New York State Sex Trafficking Loophole Closed
Making Strides to End Sex Trafficking
Human trafficking survivors and their advocates scored a major victory in June when the New York State legislature approved a bill establishing the crime of “sex trafficking of a child,” the 50th and final state of the U.S. to do so, just behind Alabama.
Incredibly, until the bill’s passage, New York State made no distinction between the trafficking of children and of adults for sex. In all New York prosecutions in which pimps were tried for human trafficking, victims had to demonstrate in court that “force, fraud, or coercion” had been used against them, and the child or adult had acted against their will.
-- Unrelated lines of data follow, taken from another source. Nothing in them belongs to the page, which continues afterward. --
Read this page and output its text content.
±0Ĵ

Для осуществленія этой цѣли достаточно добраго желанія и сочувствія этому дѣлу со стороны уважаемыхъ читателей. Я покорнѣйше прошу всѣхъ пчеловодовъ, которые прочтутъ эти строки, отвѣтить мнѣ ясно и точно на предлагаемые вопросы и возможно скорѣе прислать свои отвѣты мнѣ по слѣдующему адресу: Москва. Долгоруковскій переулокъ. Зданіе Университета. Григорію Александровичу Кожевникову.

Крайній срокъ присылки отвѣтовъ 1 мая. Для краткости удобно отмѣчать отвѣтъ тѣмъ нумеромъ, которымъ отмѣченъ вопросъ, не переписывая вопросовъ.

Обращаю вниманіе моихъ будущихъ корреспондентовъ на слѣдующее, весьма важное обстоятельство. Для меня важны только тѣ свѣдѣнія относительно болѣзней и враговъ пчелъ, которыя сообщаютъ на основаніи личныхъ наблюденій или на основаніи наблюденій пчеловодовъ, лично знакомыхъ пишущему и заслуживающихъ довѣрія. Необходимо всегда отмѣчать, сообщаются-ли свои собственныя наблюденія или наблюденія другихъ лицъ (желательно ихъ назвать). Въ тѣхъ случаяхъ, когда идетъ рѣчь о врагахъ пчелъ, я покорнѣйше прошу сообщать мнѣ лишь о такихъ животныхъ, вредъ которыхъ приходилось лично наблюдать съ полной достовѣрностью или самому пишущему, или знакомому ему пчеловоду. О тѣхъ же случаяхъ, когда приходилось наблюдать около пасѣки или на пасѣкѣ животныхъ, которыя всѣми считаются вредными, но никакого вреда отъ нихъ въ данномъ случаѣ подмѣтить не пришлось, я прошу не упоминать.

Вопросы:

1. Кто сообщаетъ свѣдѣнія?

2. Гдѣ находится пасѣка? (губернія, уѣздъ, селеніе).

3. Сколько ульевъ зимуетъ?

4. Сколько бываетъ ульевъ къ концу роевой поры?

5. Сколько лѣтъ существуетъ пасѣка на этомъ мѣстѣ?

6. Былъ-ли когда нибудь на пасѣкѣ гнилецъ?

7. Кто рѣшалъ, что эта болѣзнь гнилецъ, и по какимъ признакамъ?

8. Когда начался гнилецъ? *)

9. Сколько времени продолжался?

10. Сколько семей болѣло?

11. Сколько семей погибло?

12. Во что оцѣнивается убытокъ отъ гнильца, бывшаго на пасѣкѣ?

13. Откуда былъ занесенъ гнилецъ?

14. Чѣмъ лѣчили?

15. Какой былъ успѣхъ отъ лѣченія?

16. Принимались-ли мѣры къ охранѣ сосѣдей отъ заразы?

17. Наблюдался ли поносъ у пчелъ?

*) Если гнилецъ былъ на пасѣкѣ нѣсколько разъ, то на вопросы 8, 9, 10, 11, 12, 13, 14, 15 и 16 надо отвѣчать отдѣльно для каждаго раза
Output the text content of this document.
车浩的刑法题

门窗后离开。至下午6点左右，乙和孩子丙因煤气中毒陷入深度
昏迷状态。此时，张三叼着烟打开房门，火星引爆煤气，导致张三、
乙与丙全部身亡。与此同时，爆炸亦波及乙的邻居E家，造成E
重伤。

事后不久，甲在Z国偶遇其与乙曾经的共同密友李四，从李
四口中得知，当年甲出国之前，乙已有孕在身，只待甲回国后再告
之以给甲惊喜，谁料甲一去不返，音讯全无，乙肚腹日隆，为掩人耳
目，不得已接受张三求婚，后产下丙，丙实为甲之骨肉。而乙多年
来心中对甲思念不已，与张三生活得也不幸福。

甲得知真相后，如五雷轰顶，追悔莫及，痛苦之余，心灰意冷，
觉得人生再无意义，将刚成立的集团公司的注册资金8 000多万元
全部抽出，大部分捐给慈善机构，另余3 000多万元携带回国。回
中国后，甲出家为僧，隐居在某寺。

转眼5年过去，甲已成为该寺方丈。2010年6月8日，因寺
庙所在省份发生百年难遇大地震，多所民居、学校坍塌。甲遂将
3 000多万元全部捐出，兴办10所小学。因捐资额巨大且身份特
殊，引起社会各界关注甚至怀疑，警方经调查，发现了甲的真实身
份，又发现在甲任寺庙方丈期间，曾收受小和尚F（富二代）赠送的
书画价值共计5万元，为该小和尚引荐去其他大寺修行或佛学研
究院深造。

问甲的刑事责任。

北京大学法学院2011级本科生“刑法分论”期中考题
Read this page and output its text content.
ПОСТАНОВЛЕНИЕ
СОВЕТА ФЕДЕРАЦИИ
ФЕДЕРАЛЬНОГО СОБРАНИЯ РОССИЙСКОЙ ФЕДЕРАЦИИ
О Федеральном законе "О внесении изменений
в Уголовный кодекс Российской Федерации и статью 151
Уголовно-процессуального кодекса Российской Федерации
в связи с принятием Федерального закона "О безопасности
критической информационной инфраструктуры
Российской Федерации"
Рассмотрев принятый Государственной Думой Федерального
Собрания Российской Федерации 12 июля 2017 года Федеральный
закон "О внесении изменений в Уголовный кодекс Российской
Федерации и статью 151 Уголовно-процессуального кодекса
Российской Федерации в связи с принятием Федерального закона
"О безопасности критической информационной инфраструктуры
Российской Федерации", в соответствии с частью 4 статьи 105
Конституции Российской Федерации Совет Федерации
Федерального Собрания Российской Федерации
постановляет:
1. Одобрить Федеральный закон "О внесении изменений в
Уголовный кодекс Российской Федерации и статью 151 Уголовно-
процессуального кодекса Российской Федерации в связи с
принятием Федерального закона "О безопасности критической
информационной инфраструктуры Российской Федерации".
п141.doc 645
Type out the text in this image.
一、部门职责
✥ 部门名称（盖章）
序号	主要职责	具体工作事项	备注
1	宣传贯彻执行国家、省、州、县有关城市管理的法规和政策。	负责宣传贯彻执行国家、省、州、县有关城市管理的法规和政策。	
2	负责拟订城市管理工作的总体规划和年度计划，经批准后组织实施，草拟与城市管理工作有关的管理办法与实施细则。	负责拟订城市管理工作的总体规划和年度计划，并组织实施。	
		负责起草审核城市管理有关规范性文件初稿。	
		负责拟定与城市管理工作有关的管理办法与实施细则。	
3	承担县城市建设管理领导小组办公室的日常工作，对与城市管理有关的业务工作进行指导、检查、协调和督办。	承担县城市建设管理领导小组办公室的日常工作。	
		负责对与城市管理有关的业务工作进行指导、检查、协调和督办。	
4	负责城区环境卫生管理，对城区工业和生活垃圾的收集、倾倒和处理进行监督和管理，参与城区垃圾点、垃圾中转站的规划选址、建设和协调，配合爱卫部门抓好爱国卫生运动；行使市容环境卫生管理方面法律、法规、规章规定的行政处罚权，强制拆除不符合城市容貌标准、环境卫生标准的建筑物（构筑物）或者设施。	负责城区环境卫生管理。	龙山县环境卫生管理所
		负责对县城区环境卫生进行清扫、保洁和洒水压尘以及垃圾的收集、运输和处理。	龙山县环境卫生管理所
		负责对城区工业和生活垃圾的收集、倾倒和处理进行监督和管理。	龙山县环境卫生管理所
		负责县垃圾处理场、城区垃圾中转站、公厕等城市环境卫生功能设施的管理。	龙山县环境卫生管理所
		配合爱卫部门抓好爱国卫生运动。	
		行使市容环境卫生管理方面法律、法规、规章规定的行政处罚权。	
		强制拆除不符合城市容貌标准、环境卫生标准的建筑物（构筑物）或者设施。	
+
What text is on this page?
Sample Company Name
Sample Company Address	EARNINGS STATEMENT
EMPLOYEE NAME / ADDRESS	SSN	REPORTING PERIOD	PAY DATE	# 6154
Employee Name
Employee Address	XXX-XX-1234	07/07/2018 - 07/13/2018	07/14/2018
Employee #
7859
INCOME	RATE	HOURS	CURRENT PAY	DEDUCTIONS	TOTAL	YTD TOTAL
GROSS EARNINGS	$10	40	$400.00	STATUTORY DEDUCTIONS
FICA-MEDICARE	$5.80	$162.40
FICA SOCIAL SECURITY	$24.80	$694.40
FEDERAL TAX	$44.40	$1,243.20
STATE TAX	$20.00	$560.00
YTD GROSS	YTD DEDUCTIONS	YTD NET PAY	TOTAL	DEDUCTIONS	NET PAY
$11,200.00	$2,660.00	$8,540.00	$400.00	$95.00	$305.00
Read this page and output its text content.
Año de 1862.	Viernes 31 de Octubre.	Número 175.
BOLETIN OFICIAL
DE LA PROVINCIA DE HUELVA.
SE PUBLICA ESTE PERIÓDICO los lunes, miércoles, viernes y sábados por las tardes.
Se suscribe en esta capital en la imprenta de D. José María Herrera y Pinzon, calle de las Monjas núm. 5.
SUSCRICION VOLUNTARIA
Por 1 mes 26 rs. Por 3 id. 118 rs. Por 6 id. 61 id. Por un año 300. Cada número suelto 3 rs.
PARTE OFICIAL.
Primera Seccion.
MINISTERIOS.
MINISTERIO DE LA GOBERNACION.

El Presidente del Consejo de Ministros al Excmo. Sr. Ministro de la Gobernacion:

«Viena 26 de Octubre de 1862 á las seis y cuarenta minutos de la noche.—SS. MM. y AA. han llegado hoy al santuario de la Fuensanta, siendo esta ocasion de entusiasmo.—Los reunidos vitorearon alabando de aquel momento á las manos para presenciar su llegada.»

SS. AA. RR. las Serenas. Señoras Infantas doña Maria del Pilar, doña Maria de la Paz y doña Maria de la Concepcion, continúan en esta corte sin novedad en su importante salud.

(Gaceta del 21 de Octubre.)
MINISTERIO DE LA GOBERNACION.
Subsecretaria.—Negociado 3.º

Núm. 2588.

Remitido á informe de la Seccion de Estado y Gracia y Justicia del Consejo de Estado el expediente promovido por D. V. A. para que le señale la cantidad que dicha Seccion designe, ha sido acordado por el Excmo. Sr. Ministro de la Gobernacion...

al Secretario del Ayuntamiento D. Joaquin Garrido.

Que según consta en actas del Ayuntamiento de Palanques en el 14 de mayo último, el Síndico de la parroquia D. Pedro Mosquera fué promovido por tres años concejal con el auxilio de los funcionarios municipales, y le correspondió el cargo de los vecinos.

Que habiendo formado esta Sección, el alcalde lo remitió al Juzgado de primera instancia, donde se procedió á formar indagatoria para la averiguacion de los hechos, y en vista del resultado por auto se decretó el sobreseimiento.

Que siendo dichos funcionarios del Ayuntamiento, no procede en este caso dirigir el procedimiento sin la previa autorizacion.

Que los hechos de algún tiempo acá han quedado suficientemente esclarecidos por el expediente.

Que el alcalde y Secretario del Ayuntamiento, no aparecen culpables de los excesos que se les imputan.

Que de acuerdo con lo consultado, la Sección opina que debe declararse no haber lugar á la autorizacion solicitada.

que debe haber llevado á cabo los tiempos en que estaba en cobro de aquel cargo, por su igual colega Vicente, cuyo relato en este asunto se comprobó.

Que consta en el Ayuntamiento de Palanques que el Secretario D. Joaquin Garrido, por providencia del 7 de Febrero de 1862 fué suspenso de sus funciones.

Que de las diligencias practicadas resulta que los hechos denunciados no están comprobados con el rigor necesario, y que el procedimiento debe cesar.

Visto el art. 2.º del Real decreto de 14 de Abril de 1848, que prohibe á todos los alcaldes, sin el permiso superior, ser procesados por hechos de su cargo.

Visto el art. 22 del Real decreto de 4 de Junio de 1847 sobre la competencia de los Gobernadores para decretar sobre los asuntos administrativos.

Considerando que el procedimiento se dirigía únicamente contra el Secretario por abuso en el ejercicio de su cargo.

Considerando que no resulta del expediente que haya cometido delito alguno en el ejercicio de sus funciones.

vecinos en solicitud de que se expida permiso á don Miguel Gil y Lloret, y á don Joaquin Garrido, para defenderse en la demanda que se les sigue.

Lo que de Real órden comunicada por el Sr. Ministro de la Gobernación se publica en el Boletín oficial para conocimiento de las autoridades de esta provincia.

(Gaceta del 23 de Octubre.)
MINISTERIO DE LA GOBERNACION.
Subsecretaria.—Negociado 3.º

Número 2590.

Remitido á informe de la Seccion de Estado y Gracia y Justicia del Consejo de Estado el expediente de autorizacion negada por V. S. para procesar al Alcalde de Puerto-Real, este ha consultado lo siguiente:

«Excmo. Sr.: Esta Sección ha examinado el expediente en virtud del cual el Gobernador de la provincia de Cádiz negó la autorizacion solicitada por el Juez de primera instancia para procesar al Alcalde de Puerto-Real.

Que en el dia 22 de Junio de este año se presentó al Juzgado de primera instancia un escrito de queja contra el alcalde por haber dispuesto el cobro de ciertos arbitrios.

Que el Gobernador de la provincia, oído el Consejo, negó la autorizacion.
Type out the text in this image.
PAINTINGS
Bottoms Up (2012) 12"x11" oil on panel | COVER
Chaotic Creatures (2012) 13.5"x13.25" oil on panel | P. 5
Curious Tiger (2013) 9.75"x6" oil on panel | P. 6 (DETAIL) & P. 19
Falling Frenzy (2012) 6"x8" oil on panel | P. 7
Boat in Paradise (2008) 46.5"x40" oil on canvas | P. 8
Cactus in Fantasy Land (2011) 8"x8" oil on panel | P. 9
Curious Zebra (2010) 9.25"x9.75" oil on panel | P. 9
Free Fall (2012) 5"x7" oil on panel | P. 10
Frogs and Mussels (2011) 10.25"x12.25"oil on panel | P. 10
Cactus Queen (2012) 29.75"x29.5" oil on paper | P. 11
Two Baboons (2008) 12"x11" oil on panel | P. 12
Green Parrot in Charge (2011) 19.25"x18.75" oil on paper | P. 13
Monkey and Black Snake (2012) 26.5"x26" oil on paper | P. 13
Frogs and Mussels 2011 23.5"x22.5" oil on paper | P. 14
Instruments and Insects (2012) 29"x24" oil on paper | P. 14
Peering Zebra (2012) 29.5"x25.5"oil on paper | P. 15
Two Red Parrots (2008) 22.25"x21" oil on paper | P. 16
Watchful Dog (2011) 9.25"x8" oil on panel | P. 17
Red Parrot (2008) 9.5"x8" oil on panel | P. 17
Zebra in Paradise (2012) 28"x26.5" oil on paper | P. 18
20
Those were impossible legal criteria to meet for vulnerable minors—particularly those experiencing homelessness—who were lured into sexual slavery by the novelty of regular meals or the illusion of love. Court dates, when they happened, easily ended up re-traumatizing the child instead of prosecuting the trafficker.
New York’s action came in June, just two months after the U.S. Congress finally approved the Fight Online Sex Trafficking /Stop Enabling Sex Trafficking Act (FOSTA/SESTA), which closed a legal loophole that had allowed online marketplaces like Backpage.com to knowingly sell children and teens for sex.
Jayne Bigelsen, vice president of anti-trafficking initiatives and advocacy for Covenant House New York (CHNY), said the New York State legislation “will make it harder for pimps to sell children,” and she hailed the passage of the bill along with that of FOSTA/SESTA as a “huge victory.”
“It’s unprecedented to have two major pieces of anti-trafficking legislation pass in one year,” Jayne underscored, noting that legislators from all U.S. political parties now appear to be willing to confront human trafficking, especially sex trafficking.
“This victory in New York further strengthens our overall effort to protect our youth and ensure they do not fall victim to those seeking to do them harm,” added Lori Maloney, senior vice president for program operations and advocacy at Covenant House International.
The combined victory was eight long years in the making. Covenant House and other advocates for survivors of human trafficking lobbied continuously in both Albany and Washington for legislation that would close the legal loopholes that left vulnerable children and teens at risk.
In that period, Backpage was notorious for allowing sex traffickers and predators to use its online pages to lure youth—including Covenant House youth—from safety to exploitation. Immediately following the passage of FOSTA/SESTA, the online marketplace was shut down and its top officers arrested.
Still, Lori cautioned, “We have to remain ever vigilant, as we continue to face challenges to FOSTA/SESTA.”
A New Day in New York
Once the New York State legislation (A6823-B/S5988-A) is signed by Governor Andrew Cuomo, young people like Danielle* will not be without recourse when they try to bring charges against the sex traffickers who enslaved them.
Danielle was 15 when she met Brian*, then in his late 30s. He made her feel special, pretty and smart. She thought she was in love, until he started asking her to have sex with other men. Danielle didn’t want to do it, but by then, she had run away from her grandmother’s home and had nowhere else to go. Brian made it clear that if she was going to live with him, sex with others was part of the deal. And although money often changed hands in these instances, Danielle saw none of it.
One night, after having sex with several men, Danielle couldn’t take it anymore. She found her way to CHNY, where she met Jayne and asked if there was any way Brian could be punished. She was having nightmares and realized Brian had only used her. A CHNY intern accompanied Danielle to a meeting with law enforcement, but the meeting ended with a simple notation: “No force, fraud, or coercion.”
That was as far as Danielle could go in her pursuit of justice. Today, though, is a new day in New York State, one in which justice is increasingly within reach.
*Names have been changed to protect the trafficking survivor.